A lawsuit was filed by a female employee against the insurance company Farmers, according to LA Times. The plaintiff in the lawsuit claimed she was paid less than men who had similar positions at the company, despite the fact those men had decades less experience than she did. After she filed the lawsuit, three additional women opted into the suit over the course of the late summer. Additional women also began to file claims, bringing the total number of women suing the insurance company to 12.
It is very common for employment discrimination cases to involve not just one plaintiff, but many. If a company discriminates against one woman by offering her lower pay than her male counterparts, the company likely engages in this discriminatory practice across the board and ends up paying many women less than they should receive if the discrimination was not occurring. Because discrimination is usually pervasive and affects many workers, it is very common for lawsuits of this type to involve multiple plaintiffs all coming forward with similar claims.
Class Action Status in Employment Discrimination Cases
After the 12 women came forward with claims against Farmers Insurance, class action status was sought. Class actions allow for many cases involving plaintiffs who suffered similar wrongs to be joined together as one big case. All of the plaintiffs make one single claim together, with the named plaintiff(s) actively involved in the litigation and the other plaintiffs not having any day-to-day responsibilities in terms of working with employment lawyers to prepare for litigation or making decisions on the case. Other plaintiffs who opt in as class members but who aren’t named plaintiffs simply collect compensation when a jury awards damages or when a company settles discrimination claims.
A class action must be certified by a judge, who must determine that there is a group of plaintiffs who suffered a similar wrong and who can all be compensated by a single defendant for the harm they have endured. A judge certified the class action against Farmers because the women who worked for the company was similarly situated and deserved to all have the opportunity to be part of one big claim alleging the insurance company had discriminated on the basis of gender.
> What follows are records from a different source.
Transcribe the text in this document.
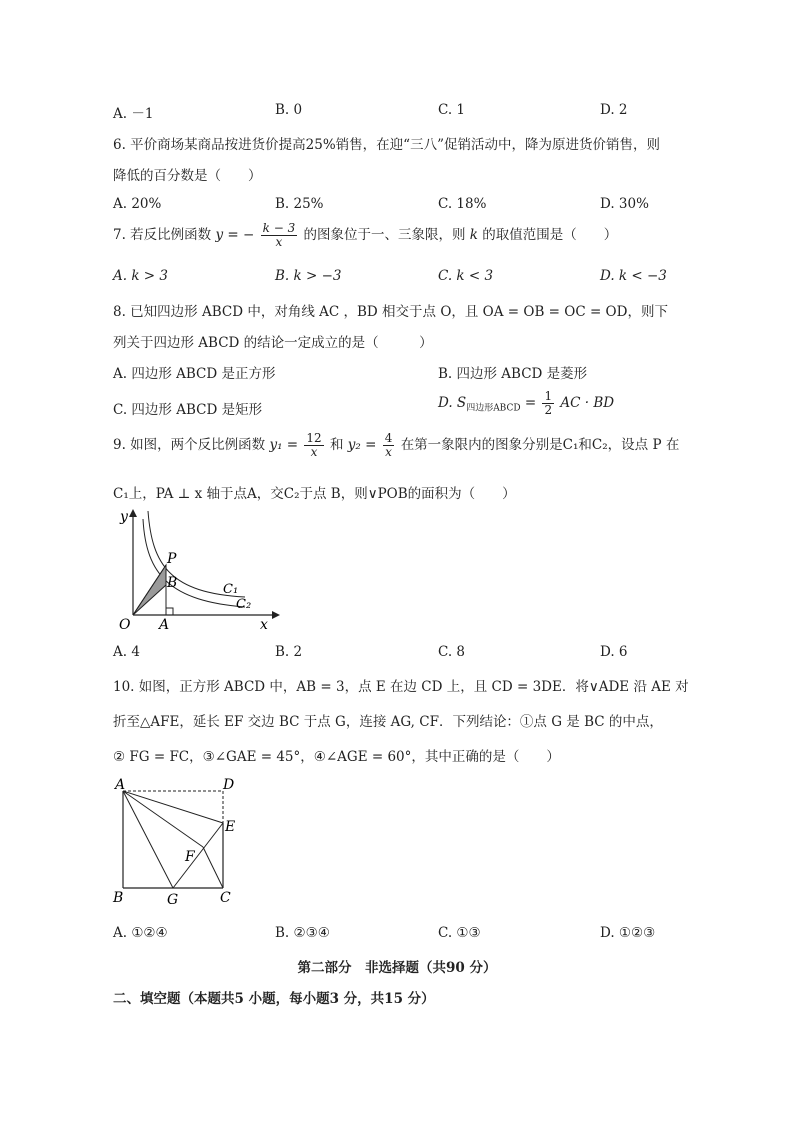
A. －1	B. 0	C. 1	D. 2
6. 平价商场某商品按进货价提高25%销售，在迎“三八”促销活动中，降为原进货价销售，则
降低的百分数是（　　）
A. 20%	B. 25%	C. 18%	D. 30%
7. 若反比例函数 y = − $\frac{k - 3}{x}$ 的图象位于一、三象限，则 k 的取值范围是（　　）
A. k > 3	B. k > −3	C. k < 3	D. k < −3
8. 已知四边形 ABCD 中，对角线 AC ，BD 相交于点 O，且 OA = OB = OC = OD，则下
列关于四边形 ABCD 的结论一定成立的是（　　　）
A. 四边形 ABCD 是正方形	B. 四边形 ABCD 是菱形
C. 四边形 ABCD 是矩形	D. $S_{四边形ABCD} = \frac{1}{2}$ AC · BD
9. 如图，两个反比例函数 $y_1 = \frac{12}{x}$ 和 $y_2 = \frac{4}{x}$ 在第一象限内的图象分别是C₁和C₂，设点 P 在
C₁上，PA ⊥ x 轴于点A，交C₂于点 B，则∨POB的面积为（　　）
y
x
O A
P
B	C₁
C₂
A. 4	B. 2	C. 8	D. 6
10. 如图，正方形 ABCD 中，AB = 3，点 E 在边 CD 上，且 CD = 3DE．将∨ADE 沿 AE 对
折至△AFE，延长 EF 交边 BC 于点 G，连接 AG, CF．下列结论：①点 G 是 BC 的中点，
② FG = FC，③∠GAE = 45°，④∠AGE = 60°，其中正确的是（　　）
A	D
E
F
B	G	C
A. ①②④	B. ②③④	C. ①③	D. ①②③
第二部分　非选择题（共90 分）
二、填空题（本题共5 小题，每小题3 分，共15 分）
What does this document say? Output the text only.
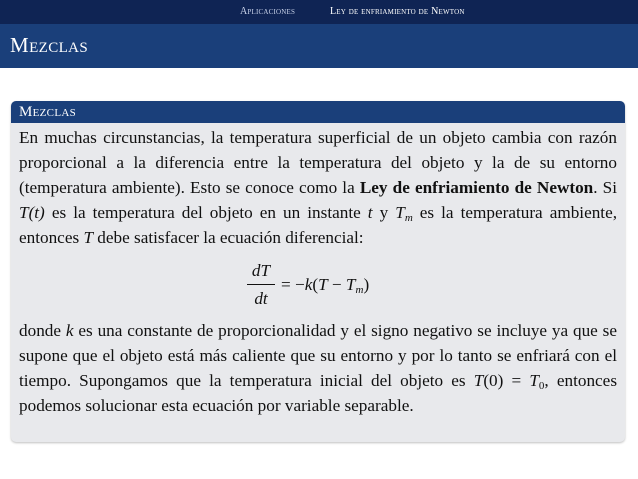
Aplicaciones	Ley de enfriamiento de Newton
Mezclas
Mezclas

En muchas circunstancias, la temperatura superficial de un objeto cambia con razón proporcional a la diferencia entre la temperatura del objeto y la de su entorno (temperatura ambiente). Esto se conoce como la Ley de enfriamiento de Newton. Si T(t) es la temperatura del objeto en un instante t y $T_m$ es la temperatura ambiente, entonces T debe satisfacer la ecuación diferencial:

dT
dt
= $-k(T - T_m)$

donde k es una constante de proporcionalidad y el signo negativo se incluye ya que se supone que el objeto está más caliente que su entorno y por lo tanto se enfriará con el tiempo. Supongamos que la temperatura inicial del objeto es $T(0) = T_0$, entonces podemos solucionar esta ecuación por variable separable.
There could be as many as 300 female employees of the insurance company who end up becoming part of the class of women seeking compensation for discrimination in pay based on their gender. Women who may have been victimized by gender discrimination will have the opportunity to opt into the class and become part of the pending litigation, or to opt out so they can maintain their right to bring a separate individual claim against the company.
When women make claims alleging lower pay due to gender discrimination, they can make a prima facie case by simply showing that the company offered unequal pay for equal work. Under the Equal Pay Act, there is no requirement that female employees show the company acted intentionally in paying women less.